DaVinci Resolve 21.0.1: RAW Decoding and HDR Delivery Where It Counts
DaVinci Resolve 21.0.1 is a maintenance release, but it may matter more to colorists than some headline upgrades because it goes straight at RAW decoding and HDR delivery—the fragile parts of any modern pipeline. The update improves DNG and Apple ProRAW decoding so color and brightness are more accurate across sources and color management workflows, which directly reduces the time spent matching shots from different cameras and mobile devices. Multiple DNG and Apple ProRAW color issues are addressed, building on expanded DNG handling that started in public beta. For users of the new Photo page, this is real relief: albums filled with stills from cinema bodies, mirrorless cameras and phones now grade more consistently instead of forcing endless manual trims. When a point release delivers cleaner RAW image decoding for more consistent color across cameras and devices, that is the kind of quote that sticks with professionals who live inside scopes and node trees.
On the delivery side, Resolve tightens HDR behavior. H.265 HDR renders now carry improved HDR metadata, making exported files more reliably recognized as HDR by televisions and media players. Specific color issues with MainConcept H.265 HDR renders and Windows native H.265 HDR renders have been fixed, which means fewer surprise shifts when reviewing or delivering on Windows systems. The update extends camera coverage with support for Sony Alpha 7R VI ARW RAW stills, aligning Resolve with a 66.8MP stacked sensor that many hybrid shooters are adopting. It also gains decoding of Affinity RGB 16‑bit formats, smoothing high‑bit‑depth moves between Affinity applications and the Photo page. Studio users see better reliability from AI CineFocus, the synthetic depth‑of‑field tool that isolates subjects and simulates bokeh in post, plus a long list of smaller fixes across Photo, Fusion, Fairlight and project management that collectively strengthen the DaVinci Resolve 21.0.1 update for daily work.

Two Toolsets, Two Strengths: Which Upgrade Serves Your Workflow?
It is tempting to compare After Effects 26.3 and DaVinci Resolve 21.0.1 as if they were competing feature lists, but that misses the point. These releases sharpen different blades of the same professional toolkit. After Effects remains the go‑to compositing environment for motion graphics, post‑production and VFX work, and its new depth of field in the Advanced 3D renderer plus Curl Noise underlines that strength.
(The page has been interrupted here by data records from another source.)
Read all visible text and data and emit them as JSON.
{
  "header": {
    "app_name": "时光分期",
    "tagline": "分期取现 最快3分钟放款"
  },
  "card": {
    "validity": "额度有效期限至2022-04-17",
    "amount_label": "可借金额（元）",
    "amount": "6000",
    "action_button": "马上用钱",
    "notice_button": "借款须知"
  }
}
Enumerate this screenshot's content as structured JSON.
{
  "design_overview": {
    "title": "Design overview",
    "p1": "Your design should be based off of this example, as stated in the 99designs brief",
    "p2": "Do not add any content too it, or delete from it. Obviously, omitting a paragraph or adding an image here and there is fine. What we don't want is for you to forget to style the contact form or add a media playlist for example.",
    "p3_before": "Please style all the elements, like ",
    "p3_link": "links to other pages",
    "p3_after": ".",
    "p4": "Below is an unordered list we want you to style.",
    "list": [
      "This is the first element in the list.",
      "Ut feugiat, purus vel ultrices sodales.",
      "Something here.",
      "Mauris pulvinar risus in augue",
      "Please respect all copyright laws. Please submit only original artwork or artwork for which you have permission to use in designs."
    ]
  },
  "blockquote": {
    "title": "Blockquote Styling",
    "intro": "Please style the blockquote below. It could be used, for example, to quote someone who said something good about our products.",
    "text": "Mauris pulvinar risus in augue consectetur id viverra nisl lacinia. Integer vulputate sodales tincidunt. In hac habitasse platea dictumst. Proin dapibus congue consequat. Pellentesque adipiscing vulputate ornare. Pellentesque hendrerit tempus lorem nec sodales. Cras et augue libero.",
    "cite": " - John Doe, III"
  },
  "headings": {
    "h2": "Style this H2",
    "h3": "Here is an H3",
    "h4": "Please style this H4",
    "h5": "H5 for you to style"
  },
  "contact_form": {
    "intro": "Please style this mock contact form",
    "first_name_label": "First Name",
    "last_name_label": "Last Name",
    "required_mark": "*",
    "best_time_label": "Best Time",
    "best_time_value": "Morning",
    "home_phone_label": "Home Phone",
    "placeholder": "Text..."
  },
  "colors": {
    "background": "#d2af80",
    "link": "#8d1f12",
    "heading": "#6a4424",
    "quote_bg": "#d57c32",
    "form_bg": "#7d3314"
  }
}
DaVinci Resolve, on the other hand, doubles down on being the place where RAW, HDR and camera compatibility are tamed, with more accurate DNG and Apple ProRAW decoding, improved HDR metadata handling and broader support for Sony Alpha 7R VI ARW and Affinity RGB 16‑bit formats. Both updates also quietly improve performance and workflow reliability—the Mask Tracker in After Effects now being up to 5x faster, and Resolve’s long list of Photo and Fusion fixes and general stability improvements.
The practical question is not which is “better”, but where your bottlenecks live. If your pain points are 3D motion graphics rendering, camera‑style depth of field and sharing frames with clients, then the June 2026 release of After Effects 26.3 is a direct answer. If you fight mismatched RAW stills, unreliable HDR flags and mixed ecosystems of cameras and editing tools, the DaVinci Resolve 21.0.1 update will save you time every week. The smart move for studios is to treat these upgrades as complementary: build more photographic 3D composites in After Effects, then rely on Resolve for color‑critical RAW decoding and HDR delivery that televisions and media players recognize without extra checks. In a landscape where professional video editing software is expected to be both deep and dependable, these two releases show that depth can mean different things—and you probably need both.